SPH Commencement '07: Garrett on Global Health
Global health is experiencing unprecedented advances and crippling challenges, says award-winning journalist Laurie Garrett. She delivered the 2007 School of Public Health commencement address to an audience at the University of Minnesota's historic Northrop Memorial Auditorium.
Garrett is the only writer to have been awarded all three of the Big "Ps" of journalism: the Peabody, Polk, and Pulitzer. She is the best-selling author of The Coming Plague: Newly Emerging Diseases in a World Out of Balance.
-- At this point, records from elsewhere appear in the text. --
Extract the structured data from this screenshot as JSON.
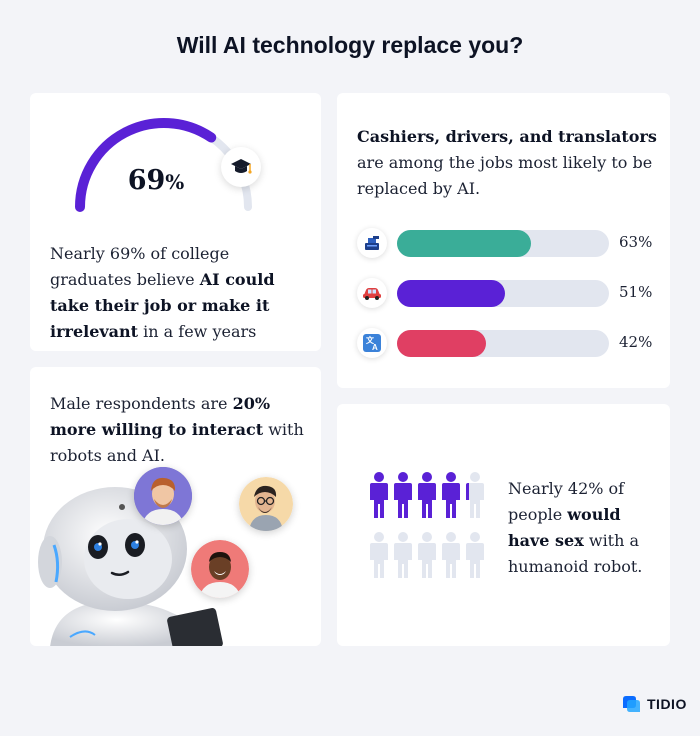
{
  "title": "Will AI technology replace you?",
  "card1": {
    "gauge_value": "69",
    "gauge_unit": "%",
    "gauge_fraction": 0.69,
    "badge_icon": "graduation-cap-icon",
    "text_1": "Nearly 69% of college graduates believe ",
    "text_bold": "AI could take their job or make it irrelevant",
    "text_2": " in a few years"
  },
  "card2": {
    "text_bold": "Cashiers, drivers, and translators",
    "text_1": " are among the jobs most likely to be replaced by AI.",
    "bars": [
      {
        "icon": "cash-register-icon",
        "value": 63,
        "label": "63%",
        "color": "#3aad98"
      },
      {
        "icon": "car-icon",
        "value": 51,
        "label": "51%",
        "color": "#5a21d6"
      },
      {
        "icon": "translate-icon",
        "value": 42,
        "label": "42%",
        "color": "#e03f63"
      }
    ]
  },
  "card3": {
    "text_1": "Male respondents are ",
    "text_bold": "20% more willing to interact",
    "text_2": " with robots and AI."
  },
  "card4": {
    "text_1": "Nearly 42% of people ",
    "text_bold": "would have sex",
    "text_2": " with a humanoid robot.",
    "people_filled": 4.2,
    "people_total": 10,
    "filled_color": "#5a21d6",
    "empty_color": "#e2e6ef"
  },
  "logo": {
    "text": "TIDIO"
  }
}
And she is a senior fellow for global health at the Council on Foreign Relations.
Noting a profound sense of charity, $18 billion on the global health table, and plummeting rates of HIV/AIDS, Garrett spoke of the developed world's unprecedented "health generosity."
"But let's be clear, money alone solves nothing," she said. The world is also desperately short of health professionals, she said. As the wealthy world continues to age, the disparity of workers in developing and developed nations will only get worse.
She cited Ghana as an example. Right now, there are 2,500 doctors in Ghana—barely enough to serve the population. But New York City alone has 600 licensed Ghanaian doctors.
"Gaps like these will soon become catastrophic," she said.
"Welcome to the trenches," Garrett half joked to the 189 graduates. She then concluded with the following advice: "Fight well, show courage, learn politics, and become guiding lights of good governance."